The Westing Game Vocabulary

Instructor: Erica Schimmel

Erica has taught college English writing and literature courses and has a master's degree in children's literature.

In Ellen Raskin's 'The Westing Game,' Samuel Westing has left the residents of Sunset Towers clues to solve the mystery of his death. Let's learn vocabulary that can help you follow along as the residents of Sunset Towers compete in Westing's game.

The Rules of the Game

Have you ever pretended you were a detective following a trail of clues to solve a mystery? After Sam Westing dies, the characters in The Westing Game by Ellen Raskin have to play a game of detective. The object of the game? Use the clues to figure out who is responsible for his death. The winner will inherit Westing's riches.

The characters are put into pairs, and each pair is given a set of words. These words are the clues the partners must use to figure out the mystery of how Sam Westing died. But you as readers also have your own set of clues: vocabulary words.

Just like the characters in the book, you use vocabulary words as clues to help you picture the story in your mind. Without them, the story wouldn't be as much fun. So what are some of these vocabulary words? There are lots of them in the book, but let's take some time to learn the definitions for a few of the more challenging words.

Vocabulary Words

Tenant - a person living in a building, or on land, that belongs to someone else. Most of the main characters in The Westing Game are tenants in an apartment building called Sunset Towers. The building is actually owned by Sam Westing.

Invalid - a person living with a serious illness or disability. We usually use the word ''invalid'' to describe someone whose condition is long-term and affects his or her ability to get around and do things independently.

Heir or heiress - a person who expects to receive money or some other kind of valuable property from someone else, usually in a will after the other person's death. In The Westing Game, the person who wins the game will become the Westing heir and inherit Sam Westing's fortune.

Eccentric - different from what we expect, especially when talking about someone's behavior. When someone acts differently than most people do, or behaves in a way most would not say is ''normal,'' that person might be called eccentric. A person who insists on only using purple plastic forks might be considered eccentric, for example.

Executor - the person put in charge of making sure someone's will is carried out. Edgar Jennings Plum is the executor of Sam Westing's will in The Westing Game. He has to make sure each pair of tenants gets its clues and other instructions in the game. Westing has also left several different letters to be read by the executor at different times during the game.

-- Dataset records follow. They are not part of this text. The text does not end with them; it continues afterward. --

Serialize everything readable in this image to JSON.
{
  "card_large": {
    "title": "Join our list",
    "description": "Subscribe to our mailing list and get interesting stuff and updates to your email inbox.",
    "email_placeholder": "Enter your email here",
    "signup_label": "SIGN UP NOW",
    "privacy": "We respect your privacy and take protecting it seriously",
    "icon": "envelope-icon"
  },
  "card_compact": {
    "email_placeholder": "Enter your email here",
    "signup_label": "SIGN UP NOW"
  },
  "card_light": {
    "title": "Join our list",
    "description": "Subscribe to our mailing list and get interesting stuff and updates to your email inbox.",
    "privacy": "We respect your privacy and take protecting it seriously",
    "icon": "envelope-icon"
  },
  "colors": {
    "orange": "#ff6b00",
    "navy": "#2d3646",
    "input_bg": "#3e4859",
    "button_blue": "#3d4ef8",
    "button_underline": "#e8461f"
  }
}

Inscrutable - difficult to understand or figure out. When a person is inscrutable, you might have trouble figuring out what the person thinks or feels just by looking at the expression on his or her face. Some people call the woman in the Mona Lisa painting inscrutable because you can't tell if she is smiling or not.

Transcribe - write out a copy of spoken words, or write out the full version of a speech based on shorthand notes. Sydelle Pulaski took notes on Westing's will in shorthand, a form of note-taking that uses symbols or abbreviations instead of words. When she wants to go back and use those notes to try and figure out her clues, she needs to transcribe them, or write them out using the full words.

Jabber - speak quickly, sometimes so fast that what's said isn't understandable. When you are really excited about something you are telling a friend, you might speak too fast and your words run together, making what you're saying hard to understand. If this happens, it could sound like you are jabbering.